I'll deal with the second part first, the issue of government.
For a number of years the perception of government in the online environment was this e-government, this notion of delivering government services online. That is a very good thing. In fact, Canada was seen as being very good at it. Today there is in many countries an increasing emphasis on what might be seen not as e-government but rather as open government, saying that we can take many of the data sets that reside in government—and not all of these are political policy things. This is everything from weather data--weather data is a classic one that we take for granted--to government-generated, which we make available, and you get economic ecosystems that develop around that. But at the moment there is still a lot of data--population data, labour data, Statistics Canada data, Industry Canada data--largely in data sets that are not readily accessible.
What we are seeing take place at the national level in other countries like the U.S. and the U.K. is to try to put those data sets online and then make them freely available to mix and reuse, in a sense to mash up and have the public add value to it. I can't tell you necessarily everything that is going to happen with that other than to say we are going to see things happen with it.
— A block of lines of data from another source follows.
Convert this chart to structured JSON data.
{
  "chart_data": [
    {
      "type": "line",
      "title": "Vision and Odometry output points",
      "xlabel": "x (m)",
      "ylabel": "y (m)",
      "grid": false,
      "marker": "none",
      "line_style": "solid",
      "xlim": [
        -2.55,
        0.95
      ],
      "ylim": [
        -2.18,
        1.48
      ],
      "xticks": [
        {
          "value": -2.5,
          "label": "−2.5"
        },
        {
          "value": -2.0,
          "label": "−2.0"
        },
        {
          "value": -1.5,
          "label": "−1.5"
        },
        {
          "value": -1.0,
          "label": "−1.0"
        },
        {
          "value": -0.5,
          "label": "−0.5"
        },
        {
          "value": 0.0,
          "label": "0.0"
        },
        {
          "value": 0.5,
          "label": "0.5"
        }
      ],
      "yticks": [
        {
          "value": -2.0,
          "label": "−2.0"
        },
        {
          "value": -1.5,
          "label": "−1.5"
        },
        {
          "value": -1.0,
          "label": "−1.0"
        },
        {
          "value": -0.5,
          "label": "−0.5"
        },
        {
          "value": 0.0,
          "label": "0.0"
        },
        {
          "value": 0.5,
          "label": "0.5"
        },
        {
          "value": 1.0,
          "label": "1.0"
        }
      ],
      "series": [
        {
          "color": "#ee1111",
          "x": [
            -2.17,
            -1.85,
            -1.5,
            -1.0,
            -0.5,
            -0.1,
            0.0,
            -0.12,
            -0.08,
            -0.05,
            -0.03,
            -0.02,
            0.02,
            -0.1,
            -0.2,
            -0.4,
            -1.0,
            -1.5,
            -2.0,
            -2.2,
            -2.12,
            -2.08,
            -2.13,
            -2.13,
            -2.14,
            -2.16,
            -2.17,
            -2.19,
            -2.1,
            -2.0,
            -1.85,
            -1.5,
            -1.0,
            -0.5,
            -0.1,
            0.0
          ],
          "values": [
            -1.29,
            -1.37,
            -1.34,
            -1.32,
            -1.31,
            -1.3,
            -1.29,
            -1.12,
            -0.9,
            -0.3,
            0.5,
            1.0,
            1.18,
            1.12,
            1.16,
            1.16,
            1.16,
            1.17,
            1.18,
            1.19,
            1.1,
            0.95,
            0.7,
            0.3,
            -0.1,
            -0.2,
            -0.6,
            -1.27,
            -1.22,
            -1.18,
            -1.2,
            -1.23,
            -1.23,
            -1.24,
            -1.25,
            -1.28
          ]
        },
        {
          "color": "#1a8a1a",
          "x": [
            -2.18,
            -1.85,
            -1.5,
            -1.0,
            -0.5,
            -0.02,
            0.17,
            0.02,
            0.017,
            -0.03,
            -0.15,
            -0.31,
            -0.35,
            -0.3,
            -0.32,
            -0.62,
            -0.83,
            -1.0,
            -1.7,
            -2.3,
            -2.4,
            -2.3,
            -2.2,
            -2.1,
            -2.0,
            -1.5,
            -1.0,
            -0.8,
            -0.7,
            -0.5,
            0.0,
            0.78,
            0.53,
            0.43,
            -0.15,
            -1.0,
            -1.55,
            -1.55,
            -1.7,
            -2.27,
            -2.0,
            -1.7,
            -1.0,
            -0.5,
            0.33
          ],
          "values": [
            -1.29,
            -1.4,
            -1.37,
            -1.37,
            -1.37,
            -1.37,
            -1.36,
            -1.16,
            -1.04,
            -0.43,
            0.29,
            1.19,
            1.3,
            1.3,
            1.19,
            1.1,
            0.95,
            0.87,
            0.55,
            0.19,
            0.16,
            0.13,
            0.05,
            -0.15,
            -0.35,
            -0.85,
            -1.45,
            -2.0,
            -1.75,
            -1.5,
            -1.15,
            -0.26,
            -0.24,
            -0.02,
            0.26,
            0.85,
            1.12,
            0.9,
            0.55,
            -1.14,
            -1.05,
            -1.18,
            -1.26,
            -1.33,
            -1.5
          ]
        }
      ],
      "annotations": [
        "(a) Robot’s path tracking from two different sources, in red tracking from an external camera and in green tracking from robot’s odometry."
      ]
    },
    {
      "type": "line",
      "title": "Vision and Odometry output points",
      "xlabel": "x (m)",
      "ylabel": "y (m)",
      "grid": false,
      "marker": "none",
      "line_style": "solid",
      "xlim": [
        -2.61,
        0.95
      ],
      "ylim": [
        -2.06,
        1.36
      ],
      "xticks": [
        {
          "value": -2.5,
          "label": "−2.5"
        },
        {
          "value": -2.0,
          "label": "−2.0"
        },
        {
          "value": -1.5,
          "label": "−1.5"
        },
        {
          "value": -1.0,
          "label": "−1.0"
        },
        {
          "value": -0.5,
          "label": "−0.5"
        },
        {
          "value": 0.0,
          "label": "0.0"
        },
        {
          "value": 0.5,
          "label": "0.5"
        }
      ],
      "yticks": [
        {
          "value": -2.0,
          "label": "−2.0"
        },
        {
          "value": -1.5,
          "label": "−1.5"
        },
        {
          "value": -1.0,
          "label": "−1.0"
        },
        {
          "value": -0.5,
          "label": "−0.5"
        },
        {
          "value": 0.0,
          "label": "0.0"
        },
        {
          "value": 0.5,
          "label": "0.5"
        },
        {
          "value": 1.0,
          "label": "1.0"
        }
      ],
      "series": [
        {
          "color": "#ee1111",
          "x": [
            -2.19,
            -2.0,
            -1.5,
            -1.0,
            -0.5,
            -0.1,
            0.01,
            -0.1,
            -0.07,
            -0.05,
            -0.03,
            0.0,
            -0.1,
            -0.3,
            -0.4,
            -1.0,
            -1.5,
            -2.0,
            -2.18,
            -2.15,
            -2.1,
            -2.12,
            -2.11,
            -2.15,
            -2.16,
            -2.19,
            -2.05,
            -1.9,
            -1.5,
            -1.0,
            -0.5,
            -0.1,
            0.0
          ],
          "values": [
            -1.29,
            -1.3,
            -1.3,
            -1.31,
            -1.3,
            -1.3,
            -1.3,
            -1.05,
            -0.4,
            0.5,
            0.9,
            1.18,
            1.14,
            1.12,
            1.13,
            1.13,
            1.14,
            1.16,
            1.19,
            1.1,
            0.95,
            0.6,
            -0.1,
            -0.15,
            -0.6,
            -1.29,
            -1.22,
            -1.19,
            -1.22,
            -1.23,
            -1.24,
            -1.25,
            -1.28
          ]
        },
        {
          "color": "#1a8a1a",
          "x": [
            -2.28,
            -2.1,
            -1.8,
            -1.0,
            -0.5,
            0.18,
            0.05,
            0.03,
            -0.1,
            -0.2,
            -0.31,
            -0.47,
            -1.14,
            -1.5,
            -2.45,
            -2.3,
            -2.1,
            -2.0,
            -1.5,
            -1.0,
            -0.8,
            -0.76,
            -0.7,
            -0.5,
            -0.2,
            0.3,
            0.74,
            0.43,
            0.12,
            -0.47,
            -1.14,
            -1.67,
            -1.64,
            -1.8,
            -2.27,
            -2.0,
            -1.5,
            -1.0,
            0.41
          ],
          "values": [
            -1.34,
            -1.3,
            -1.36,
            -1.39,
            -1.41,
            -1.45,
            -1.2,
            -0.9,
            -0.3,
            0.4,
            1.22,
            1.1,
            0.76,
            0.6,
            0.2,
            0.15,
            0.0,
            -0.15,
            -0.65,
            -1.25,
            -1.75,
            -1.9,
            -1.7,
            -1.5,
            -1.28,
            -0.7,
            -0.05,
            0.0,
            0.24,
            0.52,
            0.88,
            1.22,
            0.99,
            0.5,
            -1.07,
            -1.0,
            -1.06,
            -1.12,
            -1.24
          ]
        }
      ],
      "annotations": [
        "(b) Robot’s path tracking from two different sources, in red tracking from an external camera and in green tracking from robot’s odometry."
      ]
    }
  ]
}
In Vancouver right now they put their data up, everything from basic garbage collection data to other kinds of municipal service-type data, and they said you can do what you like with it. I was just literally this morning at a meeting on open government, and one of the initiatives they were talking about was VanTrash. For whatever reason, Vancouver changes the dates of trash collection every month. I don't understand why, but apparently they do. What did this do? This took Google Maps, mashed it up with the data the city was supplying, and allowed people to take a look at where they were and to get an e-mail notification the night before their trash was scheduled to be removed. It is the sort of thing we would typically think of as e-government, and in fact, it's not the government providing it, it's the public that is using this data to build and mash up on it.
So I think we're seeing a lot of that and I think there would be a lot of value in doing that.
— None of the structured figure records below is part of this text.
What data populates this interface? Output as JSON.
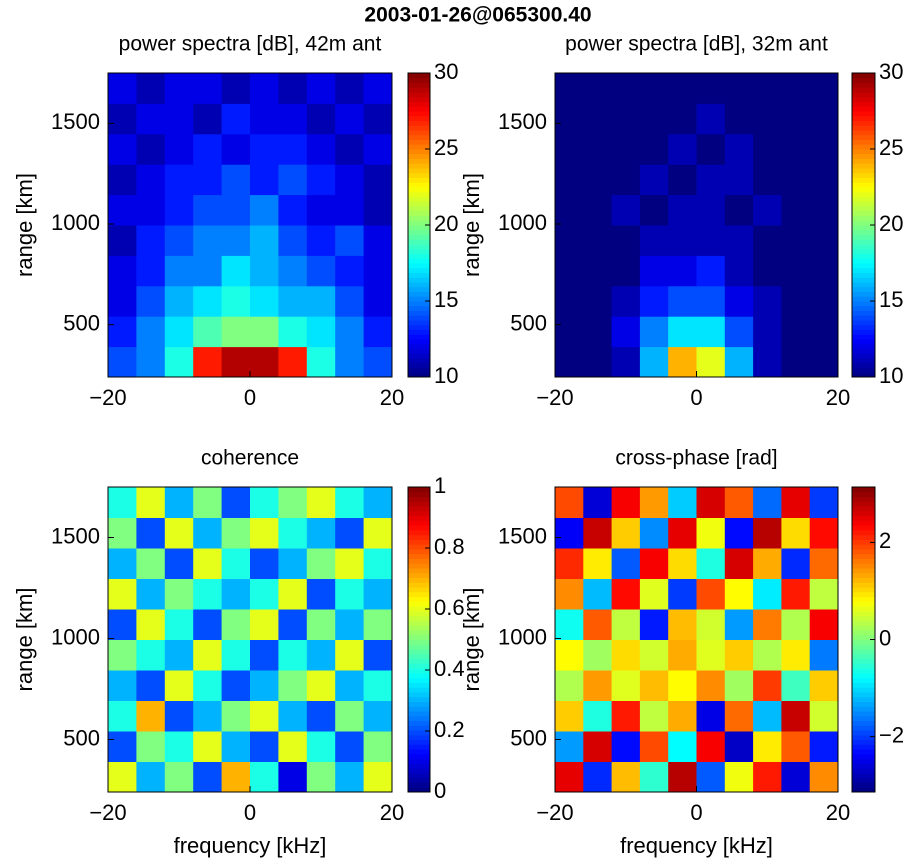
{
  "title": "2003-01-26@065300.40",
  "chart_data": [
    {
      "type": "heatmap",
      "title": "power spectra [dB], 42m ant",
      "ylabel": "range [km]",
      "colormap": "jet",
      "xlim": [
        -20,
        20
      ],
      "xticks": [
        {
          "value": -20,
          "label": "−20"
        },
        0,
        20
      ],
      "ylim": [
        240,
        1750
      ],
      "yticks": [
        500,
        1000,
        1500
      ],
      "zlim": [
        10,
        30
      ],
      "zticks": [
        10,
        15,
        20,
        25,
        30
      ],
      "z": [
        [
          14,
          15,
          18,
          27,
          29,
          29,
          27,
          18,
          15,
          14
        ],
        [
          13,
          15,
          17,
          19,
          20,
          20,
          18,
          17,
          15,
          13
        ],
        [
          12,
          14,
          16,
          17,
          18,
          17,
          16,
          16,
          14,
          12
        ],
        [
          12,
          13,
          15,
          15,
          17,
          16,
          15,
          14,
          13,
          12
        ],
        [
          11,
          13,
          14,
          15,
          15,
          16,
          14,
          13,
          14,
          12
        ],
        [
          12,
          12,
          13,
          14,
          14,
          15,
          13,
          12,
          12,
          11
        ],
        [
          11,
          12,
          13,
          13,
          14,
          13,
          14,
          13,
          12,
          11
        ],
        [
          12,
          11,
          12,
          13,
          12,
          13,
          13,
          12,
          11,
          12
        ],
        [
          11,
          12,
          12,
          11,
          13,
          12,
          12,
          11,
          12,
          11
        ],
        [
          12,
          11,
          12,
          12,
          11,
          12,
          11,
          12,
          11,
          12
        ]
      ]
    },
    {
      "type": "heatmap",
      "title": "power spectra [dB], 32m ant",
      "ylabel": "range [km]",
      "colormap": "jet",
      "xlim": [
        -20,
        20
      ],
      "xticks": [
        {
          "value": -20,
          "label": "−20"
        },
        0,
        20
      ],
      "ylim": [
        240,
        1750
      ],
      "yticks": [
        500,
        1000,
        1500
      ],
      "zlim": [
        10,
        30
      ],
      "zticks": [
        10,
        15,
        20,
        25,
        30
      ],
      "z": [
        [
          10,
          10,
          11,
          16,
          24,
          22,
          16,
          11,
          10,
          10
        ],
        [
          10,
          10,
          12,
          15,
          17,
          17,
          14,
          11,
          10,
          10
        ],
        [
          10,
          10,
          11,
          13,
          14,
          14,
          12,
          11,
          10,
          10
        ],
        [
          10,
          10,
          10,
          12,
          12,
          13,
          11,
          10,
          10,
          10
        ],
        [
          10,
          10,
          10,
          11,
          11,
          11,
          11,
          10,
          10,
          10
        ],
        [
          10,
          10,
          11,
          10,
          11,
          11,
          10,
          11,
          10,
          10
        ],
        [
          10,
          10,
          10,
          11,
          10,
          11,
          11,
          10,
          10,
          10
        ],
        [
          10,
          10,
          10,
          10,
          11,
          10,
          11,
          10,
          10,
          10
        ],
        [
          10,
          10,
          10,
          10,
          10,
          11,
          10,
          10,
          10,
          10
        ],
        [
          10,
          10,
          10,
          10,
          10,
          10,
          10,
          10,
          10,
          10
        ]
      ]
    },
    {
      "type": "heatmap",
      "title": "coherence",
      "xlabel": "frequency [kHz]",
      "ylabel": "range [km]",
      "colormap": "jet",
      "xlim": [
        -20,
        20
      ],
      "xticks": [
        {
          "value": -20,
          "label": "−20"
        },
        0,
        20
      ],
      "ylim": [
        240,
        1750
      ],
      "yticks": [
        500,
        1000,
        1500
      ],
      "zlim": [
        0,
        1
      ],
      "zticks": [
        0,
        0.2,
        0.4,
        0.6,
        0.8,
        1
      ],
      "z": [
        [
          0.6,
          0.3,
          0.5,
          0.2,
          0.7,
          0.4,
          0.1,
          0.5,
          0.3,
          0.6
        ],
        [
          0.2,
          0.5,
          0.4,
          0.6,
          0.3,
          0.2,
          0.6,
          0.4,
          0.2,
          0.5
        ],
        [
          0.4,
          0.7,
          0.2,
          0.3,
          0.5,
          0.6,
          0.3,
          0.2,
          0.5,
          0.3
        ],
        [
          0.3,
          0.2,
          0.6,
          0.4,
          0.2,
          0.3,
          0.5,
          0.6,
          0.3,
          0.4
        ],
        [
          0.5,
          0.4,
          0.3,
          0.6,
          0.4,
          0.2,
          0.4,
          0.3,
          0.6,
          0.2
        ],
        [
          0.2,
          0.6,
          0.4,
          0.2,
          0.5,
          0.6,
          0.2,
          0.5,
          0.3,
          0.5
        ],
        [
          0.6,
          0.3,
          0.5,
          0.4,
          0.3,
          0.4,
          0.6,
          0.2,
          0.4,
          0.3
        ],
        [
          0.3,
          0.5,
          0.2,
          0.6,
          0.4,
          0.2,
          0.3,
          0.5,
          0.6,
          0.4
        ],
        [
          0.5,
          0.2,
          0.6,
          0.3,
          0.5,
          0.6,
          0.4,
          0.3,
          0.2,
          0.6
        ],
        [
          0.4,
          0.6,
          0.3,
          0.5,
          0.2,
          0.4,
          0.5,
          0.6,
          0.4,
          0.3
        ]
      ]
    },
    {
      "type": "heatmap",
      "title": "cross-phase [rad]",
      "xlabel": "frequency [kHz]",
      "ylabel": "range [km]",
      "colormap": "jet",
      "xlim": [
        -20,
        20
      ],
      "xticks": [
        {
          "value": -20,
          "label": "−20"
        },
        0,
        20
      ],
      "ylim": [
        240,
        1750
      ],
      "yticks": [
        500,
        1000,
        1500
      ],
      "zlim": [
        -3.14,
        3.14
      ],
      "zticks": [
        {
          "value": -2,
          "label": "−2"
        },
        0,
        2
      ],
      "z": [
        [
          2.5,
          -2.1,
          1.2,
          -0.5,
          2.8,
          -1.8,
          0.7,
          2.2,
          -2.6,
          1.5
        ],
        [
          -1.4,
          2.6,
          -2.3,
          1.9,
          -0.8,
          2.4,
          -2.7,
          0.9,
          1.8,
          -2.2
        ],
        [
          1.1,
          -0.6,
          2.2,
          0.4,
          1.3,
          -2.5,
          1.7,
          -1.2,
          2.7,
          0.5
        ],
        [
          0.3,
          1.4,
          0.6,
          1.2,
          0.8,
          1.5,
          0.2,
          2.0,
          -0.4,
          1.1
        ],
        [
          0.8,
          0.2,
          1.0,
          0.5,
          1.3,
          0.6,
          1.1,
          0.3,
          0.9,
          -1.6
        ],
        [
          -0.7,
          1.8,
          0.4,
          -2.2,
          1.2,
          0.5,
          -1.4,
          1.6,
          0.3,
          2.4
        ],
        [
          1.5,
          -1.2,
          2.3,
          0.6,
          -2.0,
          1.9,
          0.8,
          -0.9,
          2.2,
          0.4
        ],
        [
          2.1,
          0.9,
          -1.8,
          2.4,
          1.0,
          -0.6,
          2.6,
          1.3,
          -2.1,
          1.7
        ],
        [
          -2.4,
          2.7,
          1.1,
          -1.5,
          2.5,
          0.7,
          -2.3,
          2.8,
          1.0,
          2.3
        ],
        [
          1.9,
          -2.6,
          2.4,
          1.4,
          -1.1,
          2.6,
          1.8,
          -1.7,
          2.5,
          -2.0
        ]
      ]
    }
  ]
}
On the issue of digitization, there are a number of digitization initiatives that are taking place. The University of Alberta is doing some things where it tries to take some of our cultural heritage and bring it into the online world. The best-known digitization initiative anywhere right now is the Google initiative. It is of course taking books and digitizing them.
The Google initiative is a great initiative, but if we live in a world where the only major digitizer is Google, that's a problem. What we need is to recognize that we are a relatively small country. We could, if we wanted, create a national digital library in which we digitize everything. We could start, if we wanted, just with works that are in the public domain. If you want to start with what is non-controversial, no longer copyright-associated, and everything in the public domain all gets digitized, and from there start moving toward all the other works, you could find ways.
Germany is trying to move forward with the same kind of thing and to do it in a way that builds in some kind of compensation model when the works are being used. But if you do that, what could be a better way of ensuring access by Canadians and by the world to Canadian culture than by ensuring it is available in a digital format?